Texte intégral
Monsieur le préfet des Bouches-du-Rhône,
Monsieur le ministre du Travail, de l'Emploi, des Anciens combattants et des Affaires sociales de la République de Serbie,
Madame l'ambassadrice de Serbie en France, Excellence,
Monsieur le Prince héritier de Yougoslavie,
Mesdames, messieurs,
Chers amis,
Ce jour-là, une ambiance joyeuse s'empare des Marseillais. Il y a de la légèreté dans les rues, une joie simple mais bruyante a envahi le Vieux-Port. La Canebière est noire de monde ! Des salves d'honneur sont tirées, les cloches sonnent, des drapeaux tricolores et yougoslaves sont agités, les hymnes des deux nations résonnent. Journalistes et caméras – choses encore rares à l'époque – sont présents en nombre. C'est bel et bien la fête de l'amitié franco-yougoslave qui débute.

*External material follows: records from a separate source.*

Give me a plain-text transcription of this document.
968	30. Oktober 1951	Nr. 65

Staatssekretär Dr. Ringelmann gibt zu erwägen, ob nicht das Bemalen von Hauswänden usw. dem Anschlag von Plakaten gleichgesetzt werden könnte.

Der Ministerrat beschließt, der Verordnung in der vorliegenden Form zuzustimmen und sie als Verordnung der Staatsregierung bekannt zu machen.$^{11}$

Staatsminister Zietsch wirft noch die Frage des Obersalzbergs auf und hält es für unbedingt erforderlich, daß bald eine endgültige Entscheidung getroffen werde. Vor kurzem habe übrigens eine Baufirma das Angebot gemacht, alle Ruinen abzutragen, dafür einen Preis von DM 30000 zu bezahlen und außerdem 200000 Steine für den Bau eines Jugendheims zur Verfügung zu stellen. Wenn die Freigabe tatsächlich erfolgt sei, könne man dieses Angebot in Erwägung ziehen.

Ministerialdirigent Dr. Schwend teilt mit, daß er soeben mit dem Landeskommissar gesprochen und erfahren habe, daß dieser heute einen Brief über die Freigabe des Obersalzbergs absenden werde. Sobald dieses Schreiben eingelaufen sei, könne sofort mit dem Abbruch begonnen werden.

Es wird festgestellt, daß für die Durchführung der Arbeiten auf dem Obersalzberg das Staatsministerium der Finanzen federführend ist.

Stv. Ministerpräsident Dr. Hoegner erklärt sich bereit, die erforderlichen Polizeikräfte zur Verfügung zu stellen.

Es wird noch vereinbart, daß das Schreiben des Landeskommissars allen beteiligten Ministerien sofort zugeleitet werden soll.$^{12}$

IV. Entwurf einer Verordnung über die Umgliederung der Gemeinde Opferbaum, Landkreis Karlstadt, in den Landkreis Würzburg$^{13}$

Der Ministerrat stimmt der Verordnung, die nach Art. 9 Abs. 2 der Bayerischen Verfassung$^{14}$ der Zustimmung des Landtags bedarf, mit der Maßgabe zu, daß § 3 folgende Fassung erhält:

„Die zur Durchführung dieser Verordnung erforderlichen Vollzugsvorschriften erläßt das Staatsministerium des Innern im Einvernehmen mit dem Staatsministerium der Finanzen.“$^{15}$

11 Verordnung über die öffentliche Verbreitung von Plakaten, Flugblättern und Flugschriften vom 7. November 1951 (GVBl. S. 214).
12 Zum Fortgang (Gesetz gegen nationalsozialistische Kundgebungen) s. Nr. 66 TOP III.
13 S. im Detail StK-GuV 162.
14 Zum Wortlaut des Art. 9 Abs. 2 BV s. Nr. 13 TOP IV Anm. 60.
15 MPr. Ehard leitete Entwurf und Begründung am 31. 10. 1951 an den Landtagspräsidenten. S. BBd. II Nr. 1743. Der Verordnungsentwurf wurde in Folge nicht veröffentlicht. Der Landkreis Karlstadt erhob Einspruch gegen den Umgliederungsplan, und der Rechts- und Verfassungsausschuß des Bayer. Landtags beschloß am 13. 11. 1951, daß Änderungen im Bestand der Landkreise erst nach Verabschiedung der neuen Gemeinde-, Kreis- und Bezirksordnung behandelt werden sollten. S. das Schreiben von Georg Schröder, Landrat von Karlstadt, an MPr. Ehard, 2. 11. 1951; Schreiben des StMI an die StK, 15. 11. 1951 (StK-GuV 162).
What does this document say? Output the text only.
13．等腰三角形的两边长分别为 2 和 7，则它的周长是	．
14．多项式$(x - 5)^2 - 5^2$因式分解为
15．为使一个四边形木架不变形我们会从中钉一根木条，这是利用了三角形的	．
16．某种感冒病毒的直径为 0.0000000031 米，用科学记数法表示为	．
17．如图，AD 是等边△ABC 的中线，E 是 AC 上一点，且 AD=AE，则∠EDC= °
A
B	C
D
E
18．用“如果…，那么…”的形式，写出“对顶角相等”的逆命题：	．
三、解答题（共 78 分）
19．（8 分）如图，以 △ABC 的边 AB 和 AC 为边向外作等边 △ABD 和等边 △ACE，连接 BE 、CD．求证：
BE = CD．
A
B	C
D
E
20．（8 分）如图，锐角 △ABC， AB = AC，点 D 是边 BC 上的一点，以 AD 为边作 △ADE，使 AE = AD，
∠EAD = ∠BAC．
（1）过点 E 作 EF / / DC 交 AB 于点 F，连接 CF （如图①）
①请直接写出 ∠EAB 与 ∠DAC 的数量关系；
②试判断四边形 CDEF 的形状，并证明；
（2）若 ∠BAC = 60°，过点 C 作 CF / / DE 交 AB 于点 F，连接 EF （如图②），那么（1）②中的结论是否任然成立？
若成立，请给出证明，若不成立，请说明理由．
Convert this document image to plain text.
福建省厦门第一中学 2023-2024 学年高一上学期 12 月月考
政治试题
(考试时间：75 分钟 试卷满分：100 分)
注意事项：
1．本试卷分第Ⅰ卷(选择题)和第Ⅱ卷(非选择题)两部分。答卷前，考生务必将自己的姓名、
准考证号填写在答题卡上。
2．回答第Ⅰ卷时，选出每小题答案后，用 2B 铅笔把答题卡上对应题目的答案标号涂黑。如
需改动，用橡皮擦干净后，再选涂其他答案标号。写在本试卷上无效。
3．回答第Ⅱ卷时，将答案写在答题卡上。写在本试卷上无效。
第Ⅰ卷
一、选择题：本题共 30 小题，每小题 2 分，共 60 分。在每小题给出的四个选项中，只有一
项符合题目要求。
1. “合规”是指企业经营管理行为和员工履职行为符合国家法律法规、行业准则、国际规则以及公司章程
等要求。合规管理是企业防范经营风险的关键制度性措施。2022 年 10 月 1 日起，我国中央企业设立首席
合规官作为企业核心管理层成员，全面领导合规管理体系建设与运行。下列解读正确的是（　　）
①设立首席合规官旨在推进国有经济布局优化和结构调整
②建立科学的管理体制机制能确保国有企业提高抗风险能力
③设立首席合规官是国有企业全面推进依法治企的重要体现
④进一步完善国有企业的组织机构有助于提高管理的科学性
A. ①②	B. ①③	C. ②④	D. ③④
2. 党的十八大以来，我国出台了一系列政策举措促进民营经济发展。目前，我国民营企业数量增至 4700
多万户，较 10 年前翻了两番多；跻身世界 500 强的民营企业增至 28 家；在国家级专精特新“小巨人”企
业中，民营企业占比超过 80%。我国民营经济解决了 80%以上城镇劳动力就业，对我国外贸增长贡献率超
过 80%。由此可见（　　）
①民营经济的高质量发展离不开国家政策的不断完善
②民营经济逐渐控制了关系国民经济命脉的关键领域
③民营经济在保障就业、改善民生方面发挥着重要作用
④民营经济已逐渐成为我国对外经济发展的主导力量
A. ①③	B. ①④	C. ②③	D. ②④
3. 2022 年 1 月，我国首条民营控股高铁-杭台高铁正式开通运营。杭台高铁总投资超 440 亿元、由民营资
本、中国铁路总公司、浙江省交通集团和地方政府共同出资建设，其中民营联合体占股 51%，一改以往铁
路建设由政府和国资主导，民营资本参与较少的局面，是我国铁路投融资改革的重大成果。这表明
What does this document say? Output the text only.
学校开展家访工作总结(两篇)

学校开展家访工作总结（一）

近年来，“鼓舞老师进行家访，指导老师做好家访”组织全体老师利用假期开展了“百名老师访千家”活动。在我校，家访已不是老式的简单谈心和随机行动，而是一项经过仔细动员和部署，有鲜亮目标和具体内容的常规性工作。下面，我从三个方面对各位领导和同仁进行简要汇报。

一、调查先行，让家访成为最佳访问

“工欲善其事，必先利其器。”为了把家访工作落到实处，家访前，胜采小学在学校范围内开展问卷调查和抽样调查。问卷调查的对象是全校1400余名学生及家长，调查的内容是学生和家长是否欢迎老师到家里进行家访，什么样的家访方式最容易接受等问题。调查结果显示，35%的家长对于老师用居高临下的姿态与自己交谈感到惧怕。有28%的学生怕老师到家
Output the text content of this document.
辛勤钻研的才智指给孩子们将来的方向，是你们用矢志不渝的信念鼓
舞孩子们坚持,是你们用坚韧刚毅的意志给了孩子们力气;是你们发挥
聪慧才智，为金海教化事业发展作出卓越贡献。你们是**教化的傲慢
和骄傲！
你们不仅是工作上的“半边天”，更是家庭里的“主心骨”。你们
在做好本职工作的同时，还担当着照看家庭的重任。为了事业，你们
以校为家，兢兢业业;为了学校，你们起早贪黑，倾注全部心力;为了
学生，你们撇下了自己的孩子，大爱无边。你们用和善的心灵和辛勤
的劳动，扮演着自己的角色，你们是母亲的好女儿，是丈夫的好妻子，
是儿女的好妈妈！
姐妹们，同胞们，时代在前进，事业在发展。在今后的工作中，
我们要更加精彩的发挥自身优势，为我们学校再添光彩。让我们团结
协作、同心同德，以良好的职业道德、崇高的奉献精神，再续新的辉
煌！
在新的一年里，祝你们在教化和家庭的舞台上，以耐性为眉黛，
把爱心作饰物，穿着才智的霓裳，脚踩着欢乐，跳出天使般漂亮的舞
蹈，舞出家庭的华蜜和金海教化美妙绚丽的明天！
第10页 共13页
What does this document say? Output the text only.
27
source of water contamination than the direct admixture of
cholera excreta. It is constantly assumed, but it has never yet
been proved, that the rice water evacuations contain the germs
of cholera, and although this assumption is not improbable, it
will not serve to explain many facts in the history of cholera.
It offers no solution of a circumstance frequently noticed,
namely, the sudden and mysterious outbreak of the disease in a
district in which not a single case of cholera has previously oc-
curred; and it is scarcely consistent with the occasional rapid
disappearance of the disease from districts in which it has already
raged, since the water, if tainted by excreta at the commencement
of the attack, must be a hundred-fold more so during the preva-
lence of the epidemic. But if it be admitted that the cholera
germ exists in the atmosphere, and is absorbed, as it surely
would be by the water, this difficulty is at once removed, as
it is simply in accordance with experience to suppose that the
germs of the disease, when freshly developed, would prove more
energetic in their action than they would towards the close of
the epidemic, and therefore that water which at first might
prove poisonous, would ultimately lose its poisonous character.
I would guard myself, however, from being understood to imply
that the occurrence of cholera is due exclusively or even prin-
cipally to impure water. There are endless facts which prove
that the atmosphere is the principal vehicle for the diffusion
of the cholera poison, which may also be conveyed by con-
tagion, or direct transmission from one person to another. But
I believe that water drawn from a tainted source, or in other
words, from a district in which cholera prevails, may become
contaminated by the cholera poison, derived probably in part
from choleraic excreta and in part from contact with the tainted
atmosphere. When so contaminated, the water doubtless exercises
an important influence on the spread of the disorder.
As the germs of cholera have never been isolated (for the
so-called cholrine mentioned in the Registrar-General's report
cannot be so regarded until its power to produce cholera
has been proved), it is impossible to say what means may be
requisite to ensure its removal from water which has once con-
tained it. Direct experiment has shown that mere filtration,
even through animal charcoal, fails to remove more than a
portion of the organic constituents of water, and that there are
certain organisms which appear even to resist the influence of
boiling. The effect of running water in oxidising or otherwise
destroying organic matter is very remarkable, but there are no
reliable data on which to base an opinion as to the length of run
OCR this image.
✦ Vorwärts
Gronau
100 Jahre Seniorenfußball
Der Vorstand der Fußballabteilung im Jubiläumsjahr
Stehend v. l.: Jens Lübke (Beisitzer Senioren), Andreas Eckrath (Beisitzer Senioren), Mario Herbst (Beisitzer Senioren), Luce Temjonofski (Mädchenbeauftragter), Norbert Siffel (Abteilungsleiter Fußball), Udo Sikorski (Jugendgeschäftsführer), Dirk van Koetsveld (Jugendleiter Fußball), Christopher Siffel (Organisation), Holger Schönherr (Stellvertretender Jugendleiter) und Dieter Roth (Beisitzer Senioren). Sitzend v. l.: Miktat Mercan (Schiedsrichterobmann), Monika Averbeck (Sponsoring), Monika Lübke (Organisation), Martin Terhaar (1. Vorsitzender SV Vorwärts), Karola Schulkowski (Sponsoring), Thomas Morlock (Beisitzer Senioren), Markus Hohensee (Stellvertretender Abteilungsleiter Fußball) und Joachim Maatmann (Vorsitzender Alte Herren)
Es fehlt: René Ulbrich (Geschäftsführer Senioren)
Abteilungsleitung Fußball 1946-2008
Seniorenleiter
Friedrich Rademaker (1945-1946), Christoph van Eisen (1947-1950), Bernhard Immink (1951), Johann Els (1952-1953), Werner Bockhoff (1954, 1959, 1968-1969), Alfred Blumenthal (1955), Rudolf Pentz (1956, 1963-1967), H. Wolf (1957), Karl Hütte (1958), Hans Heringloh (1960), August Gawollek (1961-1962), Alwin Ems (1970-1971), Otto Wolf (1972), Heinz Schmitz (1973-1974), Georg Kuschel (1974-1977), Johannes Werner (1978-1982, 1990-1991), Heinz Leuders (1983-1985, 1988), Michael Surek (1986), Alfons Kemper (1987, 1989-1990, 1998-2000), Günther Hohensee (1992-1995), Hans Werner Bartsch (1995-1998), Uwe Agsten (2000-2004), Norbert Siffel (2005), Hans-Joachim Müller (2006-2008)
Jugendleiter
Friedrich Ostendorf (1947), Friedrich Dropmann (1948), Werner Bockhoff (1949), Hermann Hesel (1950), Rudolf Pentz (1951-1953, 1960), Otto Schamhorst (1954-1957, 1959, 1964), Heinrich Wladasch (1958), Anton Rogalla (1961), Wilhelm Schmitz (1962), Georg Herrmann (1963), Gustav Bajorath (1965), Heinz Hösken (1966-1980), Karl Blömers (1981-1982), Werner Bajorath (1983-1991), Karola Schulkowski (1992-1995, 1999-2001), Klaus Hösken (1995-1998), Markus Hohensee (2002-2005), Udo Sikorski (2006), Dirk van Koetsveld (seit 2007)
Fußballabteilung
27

Il y a 85 ans, jour pour jour, le roi Alexandre de Yougoslavie et toute sa délégation posaient le pied sur le sol français en débarquant dans la cité phocéenne. Cette visite d'État devait conduire la délégation royale jusqu'à Paris et permettre de renforcer encore davantage nos liens.
Dès qu'il foule le Vieux-Port, le roi, dans son magnifique uniforme d'amiral de la marine yougoslave, attire tous les regards. Ce grand ami de la France est accueilli par deux ministres dont celui des Affaires Etrangères, Louis BARTHOU.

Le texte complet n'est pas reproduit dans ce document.